Thursday, July 02, 2009

Climate Change and National Parks

I love national parks and lucky me I live in a state with four national parks and a whole bunch of other cool national park sites, trails and monuments (check 'em out here). Now just last month I went up to Glacier National Park in Montana and got to thinking about climate change and how it will effect these parks. Glacier National Park estimates that by 2030 they will no longer have any glaciers in the park ("Glaciers/Glacier Features"). (The picture to the left is of Grinnel Glacier covered with a little bit of snow.)

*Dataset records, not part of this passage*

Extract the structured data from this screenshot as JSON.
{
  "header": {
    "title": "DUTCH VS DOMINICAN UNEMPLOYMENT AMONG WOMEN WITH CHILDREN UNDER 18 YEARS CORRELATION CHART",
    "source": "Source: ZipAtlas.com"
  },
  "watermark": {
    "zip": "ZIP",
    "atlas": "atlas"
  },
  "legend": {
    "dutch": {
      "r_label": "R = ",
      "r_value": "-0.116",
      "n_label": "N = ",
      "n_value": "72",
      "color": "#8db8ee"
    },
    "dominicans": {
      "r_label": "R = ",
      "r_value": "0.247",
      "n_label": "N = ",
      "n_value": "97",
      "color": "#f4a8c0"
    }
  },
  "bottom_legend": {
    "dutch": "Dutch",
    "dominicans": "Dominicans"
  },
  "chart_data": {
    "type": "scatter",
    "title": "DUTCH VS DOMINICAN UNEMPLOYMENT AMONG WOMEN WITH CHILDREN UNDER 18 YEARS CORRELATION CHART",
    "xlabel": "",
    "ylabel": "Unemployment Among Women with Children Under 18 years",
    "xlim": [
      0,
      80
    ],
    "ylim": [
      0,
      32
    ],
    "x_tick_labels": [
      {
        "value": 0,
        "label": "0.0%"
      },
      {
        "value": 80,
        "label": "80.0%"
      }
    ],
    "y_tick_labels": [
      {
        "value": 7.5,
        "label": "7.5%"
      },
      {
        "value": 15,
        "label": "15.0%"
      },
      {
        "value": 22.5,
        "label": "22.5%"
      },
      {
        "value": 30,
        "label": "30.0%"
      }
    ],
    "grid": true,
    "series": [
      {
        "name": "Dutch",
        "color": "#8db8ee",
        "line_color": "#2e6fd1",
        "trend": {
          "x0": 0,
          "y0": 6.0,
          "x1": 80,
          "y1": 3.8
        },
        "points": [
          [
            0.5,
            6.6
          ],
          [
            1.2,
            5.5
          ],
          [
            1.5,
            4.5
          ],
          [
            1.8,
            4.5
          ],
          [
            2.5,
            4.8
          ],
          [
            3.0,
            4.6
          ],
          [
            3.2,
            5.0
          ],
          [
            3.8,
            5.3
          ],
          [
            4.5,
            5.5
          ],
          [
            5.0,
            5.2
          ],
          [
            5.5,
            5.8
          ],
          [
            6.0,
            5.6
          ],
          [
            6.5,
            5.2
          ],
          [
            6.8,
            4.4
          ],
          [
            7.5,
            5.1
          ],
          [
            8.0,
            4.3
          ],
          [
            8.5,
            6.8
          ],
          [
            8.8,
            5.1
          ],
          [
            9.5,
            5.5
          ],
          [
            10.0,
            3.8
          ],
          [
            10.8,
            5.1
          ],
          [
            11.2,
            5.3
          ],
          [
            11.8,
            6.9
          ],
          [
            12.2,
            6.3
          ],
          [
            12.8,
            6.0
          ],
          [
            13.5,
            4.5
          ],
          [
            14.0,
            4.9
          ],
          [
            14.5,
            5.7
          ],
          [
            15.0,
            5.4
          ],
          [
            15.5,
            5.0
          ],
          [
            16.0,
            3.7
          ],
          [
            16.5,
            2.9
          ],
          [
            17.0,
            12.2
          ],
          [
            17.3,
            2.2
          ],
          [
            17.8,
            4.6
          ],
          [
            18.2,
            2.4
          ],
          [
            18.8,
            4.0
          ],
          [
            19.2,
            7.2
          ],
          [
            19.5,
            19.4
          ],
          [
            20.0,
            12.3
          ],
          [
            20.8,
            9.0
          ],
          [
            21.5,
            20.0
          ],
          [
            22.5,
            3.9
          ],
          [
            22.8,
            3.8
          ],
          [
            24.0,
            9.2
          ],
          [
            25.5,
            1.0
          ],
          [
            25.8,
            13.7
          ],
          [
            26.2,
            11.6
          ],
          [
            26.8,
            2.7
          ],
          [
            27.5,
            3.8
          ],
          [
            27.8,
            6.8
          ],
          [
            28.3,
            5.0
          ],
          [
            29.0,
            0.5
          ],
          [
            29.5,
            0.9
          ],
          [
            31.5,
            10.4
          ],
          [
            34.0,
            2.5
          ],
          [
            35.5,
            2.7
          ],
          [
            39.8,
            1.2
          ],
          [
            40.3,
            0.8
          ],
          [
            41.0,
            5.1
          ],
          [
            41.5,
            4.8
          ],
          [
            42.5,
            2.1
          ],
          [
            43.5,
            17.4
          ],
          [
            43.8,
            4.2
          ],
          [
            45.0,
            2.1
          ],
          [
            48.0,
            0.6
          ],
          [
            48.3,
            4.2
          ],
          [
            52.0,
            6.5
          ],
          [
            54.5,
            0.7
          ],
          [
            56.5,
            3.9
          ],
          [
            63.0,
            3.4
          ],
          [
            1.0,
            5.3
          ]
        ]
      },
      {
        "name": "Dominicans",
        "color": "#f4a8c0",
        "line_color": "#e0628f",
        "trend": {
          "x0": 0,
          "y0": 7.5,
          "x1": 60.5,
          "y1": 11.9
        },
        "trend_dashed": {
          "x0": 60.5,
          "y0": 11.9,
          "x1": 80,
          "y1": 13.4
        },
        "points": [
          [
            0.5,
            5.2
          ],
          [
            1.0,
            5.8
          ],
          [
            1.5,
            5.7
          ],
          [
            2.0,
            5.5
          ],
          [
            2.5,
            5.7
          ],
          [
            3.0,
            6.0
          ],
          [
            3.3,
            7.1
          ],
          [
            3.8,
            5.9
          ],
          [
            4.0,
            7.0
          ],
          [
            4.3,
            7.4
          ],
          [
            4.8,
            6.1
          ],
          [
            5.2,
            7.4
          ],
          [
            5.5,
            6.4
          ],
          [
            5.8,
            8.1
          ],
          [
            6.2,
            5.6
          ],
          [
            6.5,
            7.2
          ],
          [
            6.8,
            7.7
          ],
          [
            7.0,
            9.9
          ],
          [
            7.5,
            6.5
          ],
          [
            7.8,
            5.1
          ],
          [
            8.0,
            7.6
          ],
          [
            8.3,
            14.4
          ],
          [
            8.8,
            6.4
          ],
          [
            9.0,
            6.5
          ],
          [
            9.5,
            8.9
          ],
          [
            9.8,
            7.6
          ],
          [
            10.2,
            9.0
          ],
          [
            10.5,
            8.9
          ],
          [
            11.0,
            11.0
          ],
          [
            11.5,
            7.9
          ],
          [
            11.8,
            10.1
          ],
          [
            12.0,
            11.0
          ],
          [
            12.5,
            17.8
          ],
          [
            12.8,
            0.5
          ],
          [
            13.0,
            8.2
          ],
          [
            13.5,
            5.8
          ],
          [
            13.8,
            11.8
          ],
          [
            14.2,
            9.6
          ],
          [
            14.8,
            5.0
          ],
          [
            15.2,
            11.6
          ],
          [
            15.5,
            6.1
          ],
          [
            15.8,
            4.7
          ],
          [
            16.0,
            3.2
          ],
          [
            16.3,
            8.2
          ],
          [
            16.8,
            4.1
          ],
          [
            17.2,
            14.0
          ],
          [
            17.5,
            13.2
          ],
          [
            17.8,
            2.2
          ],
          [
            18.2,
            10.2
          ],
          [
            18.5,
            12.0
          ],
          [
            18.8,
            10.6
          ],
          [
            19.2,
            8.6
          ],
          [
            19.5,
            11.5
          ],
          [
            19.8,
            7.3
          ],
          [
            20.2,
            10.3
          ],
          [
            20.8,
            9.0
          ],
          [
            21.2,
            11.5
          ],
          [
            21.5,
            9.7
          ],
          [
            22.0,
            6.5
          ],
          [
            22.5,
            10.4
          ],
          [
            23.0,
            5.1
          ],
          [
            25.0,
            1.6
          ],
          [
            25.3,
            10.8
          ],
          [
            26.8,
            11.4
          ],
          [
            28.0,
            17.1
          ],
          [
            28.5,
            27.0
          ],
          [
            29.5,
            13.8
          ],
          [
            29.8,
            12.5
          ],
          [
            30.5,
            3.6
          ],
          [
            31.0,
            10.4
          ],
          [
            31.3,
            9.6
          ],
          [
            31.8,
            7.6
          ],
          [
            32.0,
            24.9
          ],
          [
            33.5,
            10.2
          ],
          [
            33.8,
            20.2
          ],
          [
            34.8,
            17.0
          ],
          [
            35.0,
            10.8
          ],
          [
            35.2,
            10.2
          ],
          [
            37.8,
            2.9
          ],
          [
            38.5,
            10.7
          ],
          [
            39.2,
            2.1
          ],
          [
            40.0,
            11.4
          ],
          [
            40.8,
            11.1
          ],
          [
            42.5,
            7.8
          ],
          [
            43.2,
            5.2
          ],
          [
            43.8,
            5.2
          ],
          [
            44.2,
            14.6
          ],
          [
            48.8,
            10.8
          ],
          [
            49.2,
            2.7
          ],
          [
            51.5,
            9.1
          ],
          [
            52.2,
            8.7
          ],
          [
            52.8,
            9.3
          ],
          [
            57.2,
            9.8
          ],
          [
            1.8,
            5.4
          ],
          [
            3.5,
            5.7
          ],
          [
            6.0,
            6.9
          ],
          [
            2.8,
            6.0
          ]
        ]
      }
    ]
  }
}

Paul Ollig, who blogs on science at Glacier National Park, just posted on a new program from NASA and the National Park Service ("NPS") on climate change and how it will effect national parks. The first episode is on Glacier National Park and the second is on Everglades National Park. To learn more about this program, check out the Earth to Sky web site which is a collaboration of NPS and NASA.

If you want more information on climate change, check out the library's guide.

1 comment:

  1. Excuse me, in the park service's eyes, although obviously not that of bloggers and visitors, a monument is equivalent to a park. You need to increase the number of parks by 4. Monuments are distinguished by having one major features of interest, while a park has more. However, that didn't stop politicans from changing Black Canyon and Great Sand Dunes into national parks so they'd get more visitors. I'm willing to let you separate out the historic sites if you must, but a monument is a park is a monument is a park is a monument is a park. I was a seasonal at Great Sand Dunes and at Mesa Verde back in the 80s--one a monument back then (and it should still be a monument now according to the rules).